Kelleghan, who lives in Boulder, recommends Vertigo (5.11b) and Yellow Spur (5.9+) as Eldo classics to help prepare climbers for The Naked Edge. “[Vertigo] is only three pitches, but has more descent options and puts you through a test of figuring out the descent,” she says. “It’s not super straightfoward.” By contrast, she calls The Yellow Spur much easier, but also “a long, somewhat committing route” that shares a descent with The Naked Edge so climbers can get familiar with it.
Ultimately, while the climbers may have found themselves in a spot they were unable to retreat from, there were still several things they could have done to be better equipped to finish the route. According to the Sheriff’s Office statement, none had brought headlamps or warm layers in case they were slower than anticipated. Kelleghan recommends bringing at least a wind shell or puffy, “even if it’s hot,” when multi-pitch climbing. “There’s a lot of packable puffies out there,” she adds.
She also recommends that climbers take a self-rescue course, which can teach them how to haul, rappel with a too-short rope, tandem rappel, or otherwise help an injured partner. Climbing festivals often host clinics that teach self-rescue, and local guides also offer instruction. These situations are also when aid climbing comes in handy. “Knowing how to leverage your gear in more ways than just protection,” she says, “could have helped them get out of that.”

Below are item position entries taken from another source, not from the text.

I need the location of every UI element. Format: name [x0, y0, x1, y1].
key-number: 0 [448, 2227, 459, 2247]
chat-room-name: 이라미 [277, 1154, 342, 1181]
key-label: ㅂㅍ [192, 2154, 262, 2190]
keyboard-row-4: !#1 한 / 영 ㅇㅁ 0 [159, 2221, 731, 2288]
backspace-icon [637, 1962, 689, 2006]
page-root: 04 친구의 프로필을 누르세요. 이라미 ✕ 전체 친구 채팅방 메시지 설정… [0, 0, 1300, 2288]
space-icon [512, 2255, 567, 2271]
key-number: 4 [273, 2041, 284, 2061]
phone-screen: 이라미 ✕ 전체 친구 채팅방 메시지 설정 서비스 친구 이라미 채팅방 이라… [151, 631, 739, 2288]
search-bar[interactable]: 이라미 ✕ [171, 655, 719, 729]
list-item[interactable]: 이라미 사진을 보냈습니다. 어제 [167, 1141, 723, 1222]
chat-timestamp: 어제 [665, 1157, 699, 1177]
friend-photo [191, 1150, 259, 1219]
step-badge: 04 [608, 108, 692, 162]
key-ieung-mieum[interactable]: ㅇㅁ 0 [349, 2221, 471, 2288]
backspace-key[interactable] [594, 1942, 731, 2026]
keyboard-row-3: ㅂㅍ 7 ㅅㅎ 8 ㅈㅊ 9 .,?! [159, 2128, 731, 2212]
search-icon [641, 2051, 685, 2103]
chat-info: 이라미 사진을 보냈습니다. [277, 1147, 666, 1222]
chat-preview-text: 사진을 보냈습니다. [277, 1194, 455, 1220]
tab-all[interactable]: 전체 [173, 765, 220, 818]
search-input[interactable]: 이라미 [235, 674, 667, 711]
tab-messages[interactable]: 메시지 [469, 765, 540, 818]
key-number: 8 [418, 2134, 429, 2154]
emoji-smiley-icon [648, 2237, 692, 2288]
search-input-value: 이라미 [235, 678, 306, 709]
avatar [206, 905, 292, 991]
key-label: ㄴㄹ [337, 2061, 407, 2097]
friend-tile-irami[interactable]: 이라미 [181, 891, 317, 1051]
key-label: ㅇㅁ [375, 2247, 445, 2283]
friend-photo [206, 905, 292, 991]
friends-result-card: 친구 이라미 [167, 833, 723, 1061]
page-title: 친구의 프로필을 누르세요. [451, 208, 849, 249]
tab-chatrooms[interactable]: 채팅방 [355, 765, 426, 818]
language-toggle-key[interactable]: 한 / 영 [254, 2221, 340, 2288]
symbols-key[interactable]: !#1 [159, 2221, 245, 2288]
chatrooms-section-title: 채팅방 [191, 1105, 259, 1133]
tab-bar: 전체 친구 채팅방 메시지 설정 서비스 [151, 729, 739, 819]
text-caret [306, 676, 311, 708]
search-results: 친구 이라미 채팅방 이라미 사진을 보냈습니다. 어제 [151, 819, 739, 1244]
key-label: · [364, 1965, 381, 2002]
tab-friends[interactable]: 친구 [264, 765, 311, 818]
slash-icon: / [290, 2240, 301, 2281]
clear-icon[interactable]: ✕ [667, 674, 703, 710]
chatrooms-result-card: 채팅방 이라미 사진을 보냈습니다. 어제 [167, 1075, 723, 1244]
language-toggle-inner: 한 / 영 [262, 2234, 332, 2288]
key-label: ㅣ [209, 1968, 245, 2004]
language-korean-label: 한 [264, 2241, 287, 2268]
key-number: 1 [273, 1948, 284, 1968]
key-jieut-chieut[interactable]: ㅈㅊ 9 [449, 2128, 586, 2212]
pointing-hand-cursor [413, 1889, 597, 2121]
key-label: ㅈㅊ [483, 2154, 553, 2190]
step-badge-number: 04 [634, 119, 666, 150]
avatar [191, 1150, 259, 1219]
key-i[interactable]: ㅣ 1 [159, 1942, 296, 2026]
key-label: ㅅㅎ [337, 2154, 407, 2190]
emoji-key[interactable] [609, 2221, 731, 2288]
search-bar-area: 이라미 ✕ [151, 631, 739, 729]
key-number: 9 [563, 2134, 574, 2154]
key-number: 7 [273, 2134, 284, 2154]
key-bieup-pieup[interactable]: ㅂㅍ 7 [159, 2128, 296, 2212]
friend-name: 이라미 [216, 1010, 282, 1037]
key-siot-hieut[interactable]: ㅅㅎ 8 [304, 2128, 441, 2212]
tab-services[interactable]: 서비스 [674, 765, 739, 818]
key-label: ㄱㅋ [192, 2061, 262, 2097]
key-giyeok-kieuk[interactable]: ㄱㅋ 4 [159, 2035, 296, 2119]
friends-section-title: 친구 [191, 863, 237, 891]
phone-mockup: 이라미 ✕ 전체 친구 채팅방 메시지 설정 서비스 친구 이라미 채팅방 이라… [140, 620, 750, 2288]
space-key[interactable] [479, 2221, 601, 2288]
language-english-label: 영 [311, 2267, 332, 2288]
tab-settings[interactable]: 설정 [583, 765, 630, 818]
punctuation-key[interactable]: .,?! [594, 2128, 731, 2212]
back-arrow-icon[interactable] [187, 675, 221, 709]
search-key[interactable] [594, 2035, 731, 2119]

However, in the situation at hand, Kelleghan concludes that the party of three made the right decision in calling for rescue. “People have been shitting on them,” she says, referring to the social media ridicule, “but there is a point where if you feel like if you’re not in a good headspace or mental capacity to make safe decisions for your entire team, or you don’t have the experience to get out of a situation like that, it’s better to just call for help instead of trying to figure it out—and potentially getting hurt.”
Rescue video shared with permission of the Boulder Emergency Squad.